Das ist ein Urteil der Vernunft einerseits. Andererseits aber ist normalerweise dieser Stimmenanteil ausreichend, um über Gesetze des Parlaments zu befinden und diese zu kippen oder zu bestätigen. So ist auch die Forderung des Verfassungsgerichtspräsidenten Kilic bei der Urteilsverkündung eine sehr wichtige: Kilic forderte Parlament, Parteien und Politiker dazu auf, Parteiverbote im Einklang mit den in Europa üblichen Normen zu erschweren.
Der konkrete Vorwurf der Anklage gegen die AKP, sie sei zum „Zentrum für fundamentalistische Aktivitäten gegen die laizistische Grundordnung“ geworden, wurde von den Verfassungsrichtern mit einfacher Mehrheit bestätigt, aber eben nicht mit der erforderlichen Drei-Viertel-Mehrheit. Das ist auch eine deutliche Warnung an Erdogan und an seine AKP.

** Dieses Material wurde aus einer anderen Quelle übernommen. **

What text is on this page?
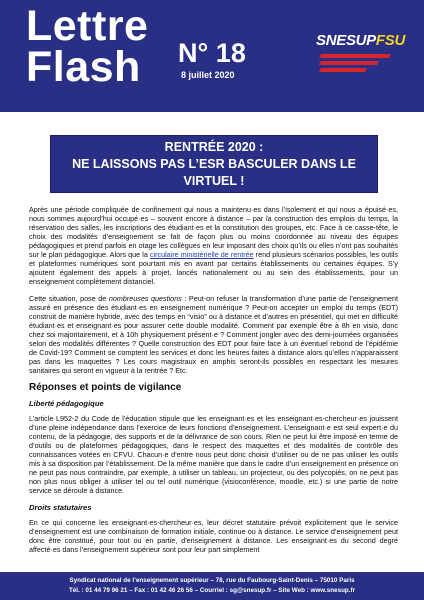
Lettre
Flash N° 18
8 juillet 2020
SNESUPFSU
RENTRÉE 2020 :
NE LAISSONS PAS L’ESR BASCULER DANS LE VIRTUEL !

Après une période compliquée de confinement qui nous a maintenu·es dans l’isolement et qui nous a épuisé·es, nous sommes aujourd’hui occupé·es – souvent encore à distance – par la construction des emplois du temps, la réservation des salles, les inscriptions des étudiant·es et la constitution des groupes, etc. Face à ce casse-tête, le choix des modalités d’enseignement se fait de façon plus ou moins coordonnée au niveau des équipes pédagogiques et prend parfois en otage les collègues en leur imposant des choix qu’ils ou elles n’ont pas souhaités sur le plan pédagogique. Alors que la circulaire ministérielle de rentrée rend plusieurs scénarios possibles, les outils et plateformes numériques sont pourtant mis en avant par certains établissements ou certaines équipes. S’y ajoutent également des appels à projet, lancés nationalement ou au sein des établissements, pour un enseignement complètement distanciel.

Cette situation, pose de nombreuses questions : Peut-on refuser la transformation d’une partie de l’enseignement assuré en présence des étudiant·es en enseignement numérique ? Peut-on accepter un emploi du temps (EDT) construit de manière hybride, avec des temps en “visio” ou à distance et d’autres en présentiel, qui met en difficulté étudiant·es et enseignant·es pour assurer cette double modalité. Comment par exemple être à 8h en visio, donc chez soi majoritairement, et à 10h physiquement présent·e ? Comment jongler avec des demi-journées organisées selon des modalités différentes ? Quelle construction des EDT pour faire face à un éventuel rebond de l’épidémie de Covid-19? Comment se comptent les services et donc les heures faites à distance alors qu’elles n’apparaissent pas dans les maquettes ? Les cours magistraux en amphis seront-ils possibles en respectant les mesures sanitaires qui seront en vigueur à la rentrée ? Etc.

Réponses et points de vigilance
Liberté pédagogique

L’article L952-2 du Code de l’éducation stipule que les enseignant·es et les enseignant·es-chercheur·es jouissent d’une pleine indépendance dans l’exercice de leurs fonctions d’enseignement. L’enseignant·e est seul expert·e du contenu, de la pédagogie, des supports et de la délivrance de son cours. Rien ne peut lui être imposé en terme de d’outils ou de plateformes pédagogiques, dans le respect des maquettes et des modalités de contrôle des connaissances votées en CFVU. Chacun·e d’entre nous peut donc choisir d’utiliser ou de ne pas utiliser les outils mis à sa disposition par l’établissement. De la même manière que dans le cadre d’un enseignement en présence on ne peut pas nous contraindre, par exemple, à utiliser un tableau, un projecteur, ou des polycopiés, on ne peut pas non plus nous obliger à utiliser tel ou tel outil numérique (visioconférence, moodle, etc.) si une partie de notre service se déroule à distance.

Droits statutaires

En ce qui concerne les enseignant·es-chercheur·es, leur décret statutaire prévoit explicitement que le service d’enseignement est une combinaison de formation initiale, continue ou à distance. Le service d’enseignement peut donc être constitué, pour tout ou en partie, d’enseignement à distance. Les enseignant·es du second degré affecté·es dans l’enseignement supérieur sont pour leur part simplement

Syndicat national de l’enseignement supérieur – 78, rue du Faubourg-Saint-Denis – 75010 Paris
Tél. : 01 44 79 96 21 – Fax : 01 42 46 26 56 – Courriel : sg@snesup.fr – Site Web : www.snesup.fr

Türkei braucht Ruhe und Besonnenheit
Die AKP muss sich einfach dessen besinnen, was ihr vor einem Jahr einen Wahlsieg mit fast 47 Prozent der abgegebenen Stimmen beschert hatte: Die Entwicklung der Türkei als demokratischer Rechtsstaat fortsetzen, Reformen mit Ziel EU-Beitritt beschleunigen und auf Schritte zu verzichten, die als Versuche gewertet werden können, die Türkei zu einem islamischen Staat zu verwandeln. Die vom selben Verfassungsgericht abgelehnte Aufhebung des Kopftuchverbots an Universitäten zum Beispiel war nicht dazu angetan, die AKP und die Regierung davon freizusprechen, die strikte Trennung von Staat und Religion als Grundprinzip der 85-jährigen Republik verwässern zu wollen.
Die Börsenspekulanten, die in den vergangenen Tagen und Wochen den Index an der Istanbuler Börse nach oben getrieben hatten und am Urteilstag noch einmal einen Sprung von 5,6 Prozent ermöglichten, werden nun für ihren Mut belohnt. Schade wäre es, wenn dieses Urteil ohne Möglichkeit der Revision nicht akzeptiert würde. Was die Türkei jetzt braucht, ist Ruhe und Besonnenheit und Aktivitäten zur Forcierung der Heranführung der Türkei an die Werte und Normen Europas. Das wäre auch im Sinne der Europäer in einer Zeit, in der ein zuverlässiger Partner im gemeinsamen Kampf gegen den internationalen Terrorismus am geografischen Rand des europäischen Kontinents von herausragender Bedeutung ist.